Array CGH liscio [42, 43], è stato utilizzato per il rilevamento automatico dei punti di interruzione per determinare copia guadagni e le perdite numerici. Poiché variazione della qualità si osserva in DNA ottenuti da tessuti gastrici inclusi in paraffina fissati in formalina, sono stati applicati diversi parametri di livellamento, a seconda della qualità dell'ibridazione. Per CGH array profili con una deviazione standard minore o uguale a 0.15, tra le 0.15 e 0.20 o tra 0.20 e 0.22, l'applicazione lisciatura parametri per determinare gli utili e le perdite sono state di 0,10, 0,15 e 0,20, rispettivamente. Log 2 tumore di riferimento rapporto superiore a 1 è stato considerato come l'amplificazione.
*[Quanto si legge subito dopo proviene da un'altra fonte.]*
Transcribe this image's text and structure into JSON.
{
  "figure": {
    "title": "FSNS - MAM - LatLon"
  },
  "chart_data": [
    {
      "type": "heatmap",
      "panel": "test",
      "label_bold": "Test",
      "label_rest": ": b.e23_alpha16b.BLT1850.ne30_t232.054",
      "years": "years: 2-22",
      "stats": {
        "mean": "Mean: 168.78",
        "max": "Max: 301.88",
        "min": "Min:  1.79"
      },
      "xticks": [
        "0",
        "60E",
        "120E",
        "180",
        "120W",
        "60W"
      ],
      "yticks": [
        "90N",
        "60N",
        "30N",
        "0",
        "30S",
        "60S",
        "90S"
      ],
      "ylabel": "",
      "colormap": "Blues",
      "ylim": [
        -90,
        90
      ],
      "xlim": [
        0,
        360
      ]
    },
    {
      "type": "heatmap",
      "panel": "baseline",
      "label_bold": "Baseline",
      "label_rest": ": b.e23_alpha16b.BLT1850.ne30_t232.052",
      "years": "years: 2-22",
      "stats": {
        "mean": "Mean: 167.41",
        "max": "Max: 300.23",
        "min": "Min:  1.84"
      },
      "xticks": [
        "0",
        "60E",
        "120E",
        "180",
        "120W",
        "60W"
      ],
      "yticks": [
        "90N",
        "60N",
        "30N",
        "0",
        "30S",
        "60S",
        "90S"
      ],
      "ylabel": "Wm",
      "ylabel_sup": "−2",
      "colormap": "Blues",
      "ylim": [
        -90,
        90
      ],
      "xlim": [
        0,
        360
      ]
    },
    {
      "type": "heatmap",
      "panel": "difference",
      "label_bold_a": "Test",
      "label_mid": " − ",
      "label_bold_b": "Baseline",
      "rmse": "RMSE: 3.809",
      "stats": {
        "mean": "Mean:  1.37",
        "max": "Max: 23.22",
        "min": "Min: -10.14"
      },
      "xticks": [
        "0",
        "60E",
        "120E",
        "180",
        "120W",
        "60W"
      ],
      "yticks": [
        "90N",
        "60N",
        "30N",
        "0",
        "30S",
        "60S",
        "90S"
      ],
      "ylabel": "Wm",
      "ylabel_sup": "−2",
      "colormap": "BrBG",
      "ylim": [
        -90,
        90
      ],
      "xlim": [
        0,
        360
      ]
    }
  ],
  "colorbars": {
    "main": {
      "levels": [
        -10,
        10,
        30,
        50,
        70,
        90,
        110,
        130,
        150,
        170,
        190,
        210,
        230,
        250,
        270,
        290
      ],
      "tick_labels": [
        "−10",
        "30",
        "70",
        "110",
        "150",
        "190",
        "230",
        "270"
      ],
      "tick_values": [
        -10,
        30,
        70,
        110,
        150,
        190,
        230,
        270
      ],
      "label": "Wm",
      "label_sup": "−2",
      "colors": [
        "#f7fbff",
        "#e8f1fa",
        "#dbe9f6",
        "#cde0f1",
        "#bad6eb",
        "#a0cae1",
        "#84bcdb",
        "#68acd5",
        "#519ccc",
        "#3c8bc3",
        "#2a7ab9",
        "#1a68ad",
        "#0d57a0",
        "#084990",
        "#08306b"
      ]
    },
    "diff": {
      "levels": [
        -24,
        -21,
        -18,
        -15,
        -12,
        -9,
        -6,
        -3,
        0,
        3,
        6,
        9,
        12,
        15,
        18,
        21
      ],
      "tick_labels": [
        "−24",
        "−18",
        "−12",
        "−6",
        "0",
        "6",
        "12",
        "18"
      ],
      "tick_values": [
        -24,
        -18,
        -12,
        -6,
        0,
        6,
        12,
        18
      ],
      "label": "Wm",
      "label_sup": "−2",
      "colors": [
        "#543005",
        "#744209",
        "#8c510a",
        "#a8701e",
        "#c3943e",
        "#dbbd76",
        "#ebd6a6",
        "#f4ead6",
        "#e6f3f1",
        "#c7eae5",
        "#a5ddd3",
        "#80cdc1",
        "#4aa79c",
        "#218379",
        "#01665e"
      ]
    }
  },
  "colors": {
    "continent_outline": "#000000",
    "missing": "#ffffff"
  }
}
Analisi statistica

incustodito cluster gerarchica è stata effettuata per analizzare la distribuzione dei profili genomici di tutti gli adenomi che utilizzano il software TMEV 3.0.3 [44] . Sulla base di registro lisciato normalizzato 2 tumore ai normali rapporti di intensità di fluorescenza, una struttura gerarchica è stato costruito utilizzando i parametri di collegamento completa e distanza euclidea. Pearson Test chi-quadro è stato utilizzato per analizzare le correlazioni tra l'appartenenza al cluster e il tipo di adenoma (SPSS 11.5.0 per le finestre, SPSS Inc., Chicago, IL, USA).